Whatever the reason, I am deeply grateful every time I whip in for a haircut, that I don’t have to sit there being bored to my toenails while my hair is shampooed (something I do for myself in the shower), slathered, foiled, rinsed etc etc. Added to which, I’d then have to worry about the possibly impossible task of trying to make my ageing face match my ageless hair.
However I do realise that my cavalier attitude to my appearance could be seen as a betrayal of womankind. Because not only do I leave my hair to show its age, but my face has never been transformed by any of the creams and lotions that claim to restore its youthful glow. I am wrinkly.
And furthermore, apart from occasions that matter (I can still scrub up quite well for weddings and funerals) I can’t get particularly excited about what I wear, as long as it’s clean and age- and environment-appropriate. No shorts, for example, and no frayed t-shirts in respectable Sydney suburbs.

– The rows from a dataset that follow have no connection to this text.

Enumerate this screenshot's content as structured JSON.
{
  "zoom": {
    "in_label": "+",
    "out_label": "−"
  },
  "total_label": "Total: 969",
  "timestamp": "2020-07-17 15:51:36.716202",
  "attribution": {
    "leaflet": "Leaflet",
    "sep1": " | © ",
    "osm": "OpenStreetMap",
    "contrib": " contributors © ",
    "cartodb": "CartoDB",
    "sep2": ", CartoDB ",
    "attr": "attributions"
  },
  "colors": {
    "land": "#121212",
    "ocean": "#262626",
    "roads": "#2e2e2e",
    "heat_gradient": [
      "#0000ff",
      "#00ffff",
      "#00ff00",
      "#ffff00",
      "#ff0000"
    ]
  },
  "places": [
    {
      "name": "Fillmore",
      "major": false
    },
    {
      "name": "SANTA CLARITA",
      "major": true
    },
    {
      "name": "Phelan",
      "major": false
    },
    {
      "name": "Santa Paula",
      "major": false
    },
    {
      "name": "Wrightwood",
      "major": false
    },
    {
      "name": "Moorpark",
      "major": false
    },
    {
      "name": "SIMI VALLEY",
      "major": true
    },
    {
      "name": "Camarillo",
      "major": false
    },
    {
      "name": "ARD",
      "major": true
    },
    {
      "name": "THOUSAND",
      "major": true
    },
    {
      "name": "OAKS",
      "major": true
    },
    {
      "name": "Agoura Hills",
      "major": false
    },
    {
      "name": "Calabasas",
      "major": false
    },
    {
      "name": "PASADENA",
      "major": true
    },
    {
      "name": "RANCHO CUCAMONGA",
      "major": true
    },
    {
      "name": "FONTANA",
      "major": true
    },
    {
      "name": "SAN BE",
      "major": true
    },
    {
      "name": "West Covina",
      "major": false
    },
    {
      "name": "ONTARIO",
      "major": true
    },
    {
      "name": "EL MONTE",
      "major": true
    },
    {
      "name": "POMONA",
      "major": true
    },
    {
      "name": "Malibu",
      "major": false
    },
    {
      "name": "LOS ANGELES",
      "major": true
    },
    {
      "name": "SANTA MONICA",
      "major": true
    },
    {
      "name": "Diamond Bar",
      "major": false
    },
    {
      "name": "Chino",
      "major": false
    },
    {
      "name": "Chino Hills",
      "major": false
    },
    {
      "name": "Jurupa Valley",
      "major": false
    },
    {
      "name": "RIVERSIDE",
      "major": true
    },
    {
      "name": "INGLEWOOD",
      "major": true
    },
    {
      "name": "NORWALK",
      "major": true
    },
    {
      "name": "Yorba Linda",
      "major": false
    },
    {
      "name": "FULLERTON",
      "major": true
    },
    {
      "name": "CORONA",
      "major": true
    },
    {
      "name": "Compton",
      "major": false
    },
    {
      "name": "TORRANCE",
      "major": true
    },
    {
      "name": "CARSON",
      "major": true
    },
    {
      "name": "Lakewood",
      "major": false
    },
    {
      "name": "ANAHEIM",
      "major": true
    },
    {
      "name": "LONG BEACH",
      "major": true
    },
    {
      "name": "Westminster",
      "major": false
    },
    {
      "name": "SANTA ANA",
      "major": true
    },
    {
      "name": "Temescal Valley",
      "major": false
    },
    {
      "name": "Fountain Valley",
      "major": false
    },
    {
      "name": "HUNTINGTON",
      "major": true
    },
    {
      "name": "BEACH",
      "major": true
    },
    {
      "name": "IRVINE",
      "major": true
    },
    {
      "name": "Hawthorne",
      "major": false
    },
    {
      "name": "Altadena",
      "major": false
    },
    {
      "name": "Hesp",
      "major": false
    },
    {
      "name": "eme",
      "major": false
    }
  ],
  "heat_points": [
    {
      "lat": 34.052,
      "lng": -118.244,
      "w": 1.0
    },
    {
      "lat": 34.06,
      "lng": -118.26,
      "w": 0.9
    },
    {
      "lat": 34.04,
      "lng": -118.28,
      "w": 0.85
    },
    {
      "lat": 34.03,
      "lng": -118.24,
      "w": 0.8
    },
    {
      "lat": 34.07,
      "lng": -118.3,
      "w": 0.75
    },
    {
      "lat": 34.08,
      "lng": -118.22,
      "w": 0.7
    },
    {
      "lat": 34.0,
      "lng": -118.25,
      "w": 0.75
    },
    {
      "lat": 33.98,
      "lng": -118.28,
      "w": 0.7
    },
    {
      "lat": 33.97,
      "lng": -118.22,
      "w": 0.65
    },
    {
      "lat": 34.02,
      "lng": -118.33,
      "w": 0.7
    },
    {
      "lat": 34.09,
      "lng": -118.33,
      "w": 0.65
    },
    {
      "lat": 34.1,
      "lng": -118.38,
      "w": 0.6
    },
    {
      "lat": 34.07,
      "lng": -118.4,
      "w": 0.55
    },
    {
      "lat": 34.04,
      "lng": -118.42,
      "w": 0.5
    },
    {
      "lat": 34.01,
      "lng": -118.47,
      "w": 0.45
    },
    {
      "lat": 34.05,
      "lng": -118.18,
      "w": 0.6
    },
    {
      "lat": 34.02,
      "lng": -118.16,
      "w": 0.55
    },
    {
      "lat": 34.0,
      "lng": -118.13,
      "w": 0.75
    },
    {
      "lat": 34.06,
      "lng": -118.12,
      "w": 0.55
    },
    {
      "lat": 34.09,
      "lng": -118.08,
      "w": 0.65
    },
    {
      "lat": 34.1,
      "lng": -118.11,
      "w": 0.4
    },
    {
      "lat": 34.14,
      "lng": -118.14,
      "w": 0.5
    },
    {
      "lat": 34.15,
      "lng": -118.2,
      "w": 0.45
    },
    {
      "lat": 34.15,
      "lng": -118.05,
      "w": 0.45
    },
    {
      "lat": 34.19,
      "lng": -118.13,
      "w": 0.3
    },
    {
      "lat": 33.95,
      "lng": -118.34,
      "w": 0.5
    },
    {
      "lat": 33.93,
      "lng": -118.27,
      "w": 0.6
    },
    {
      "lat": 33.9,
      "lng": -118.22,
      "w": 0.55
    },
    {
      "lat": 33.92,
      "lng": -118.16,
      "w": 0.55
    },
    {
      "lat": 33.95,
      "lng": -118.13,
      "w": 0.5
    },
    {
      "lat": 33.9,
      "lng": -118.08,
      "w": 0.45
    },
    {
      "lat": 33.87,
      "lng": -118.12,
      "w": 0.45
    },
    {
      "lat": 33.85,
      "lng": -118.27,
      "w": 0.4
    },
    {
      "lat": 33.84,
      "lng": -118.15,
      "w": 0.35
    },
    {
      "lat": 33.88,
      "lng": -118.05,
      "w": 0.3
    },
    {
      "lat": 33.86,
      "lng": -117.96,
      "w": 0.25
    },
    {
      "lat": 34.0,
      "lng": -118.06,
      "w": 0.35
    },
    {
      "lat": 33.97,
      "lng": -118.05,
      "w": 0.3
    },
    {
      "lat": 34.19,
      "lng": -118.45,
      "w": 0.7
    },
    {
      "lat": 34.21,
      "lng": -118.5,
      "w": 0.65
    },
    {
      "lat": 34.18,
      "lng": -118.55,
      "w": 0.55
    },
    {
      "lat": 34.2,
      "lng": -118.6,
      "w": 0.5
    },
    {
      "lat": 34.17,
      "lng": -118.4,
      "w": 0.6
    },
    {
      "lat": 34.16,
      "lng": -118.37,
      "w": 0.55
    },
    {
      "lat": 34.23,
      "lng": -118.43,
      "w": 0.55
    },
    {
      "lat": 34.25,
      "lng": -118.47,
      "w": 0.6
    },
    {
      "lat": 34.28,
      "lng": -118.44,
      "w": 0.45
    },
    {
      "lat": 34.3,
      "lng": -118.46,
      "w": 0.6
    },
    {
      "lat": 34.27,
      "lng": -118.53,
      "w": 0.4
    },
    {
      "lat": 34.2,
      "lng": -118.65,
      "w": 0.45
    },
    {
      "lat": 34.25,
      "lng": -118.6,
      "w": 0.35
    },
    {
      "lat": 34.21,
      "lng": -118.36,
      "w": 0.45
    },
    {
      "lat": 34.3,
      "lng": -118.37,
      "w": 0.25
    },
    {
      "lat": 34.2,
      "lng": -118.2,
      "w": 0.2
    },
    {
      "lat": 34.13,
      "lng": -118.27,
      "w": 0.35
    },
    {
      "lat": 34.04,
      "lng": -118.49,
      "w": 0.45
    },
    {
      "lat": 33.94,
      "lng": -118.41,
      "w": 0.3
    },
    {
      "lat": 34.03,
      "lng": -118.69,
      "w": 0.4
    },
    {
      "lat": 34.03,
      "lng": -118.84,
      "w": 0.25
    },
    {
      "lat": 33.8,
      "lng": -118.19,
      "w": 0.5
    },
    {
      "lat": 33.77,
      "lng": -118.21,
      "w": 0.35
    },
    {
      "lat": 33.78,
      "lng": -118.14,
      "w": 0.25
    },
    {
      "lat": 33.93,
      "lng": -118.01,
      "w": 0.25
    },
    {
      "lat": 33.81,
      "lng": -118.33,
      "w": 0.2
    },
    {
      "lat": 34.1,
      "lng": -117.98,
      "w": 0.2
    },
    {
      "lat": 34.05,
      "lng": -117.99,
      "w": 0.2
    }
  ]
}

There are downsides to being grey, of course. There are downsides to everything. The ‘grey means stupid’ attitude can be fairly irritating, although I do find a withering look usually sorts it out if you’re not feeling tolerant. But on the whole, I’d rather put up with the minor rubs than spend all that time at the hairdresser, when Time (as we know) Waits for No Man, let alone grey-haired old ladies.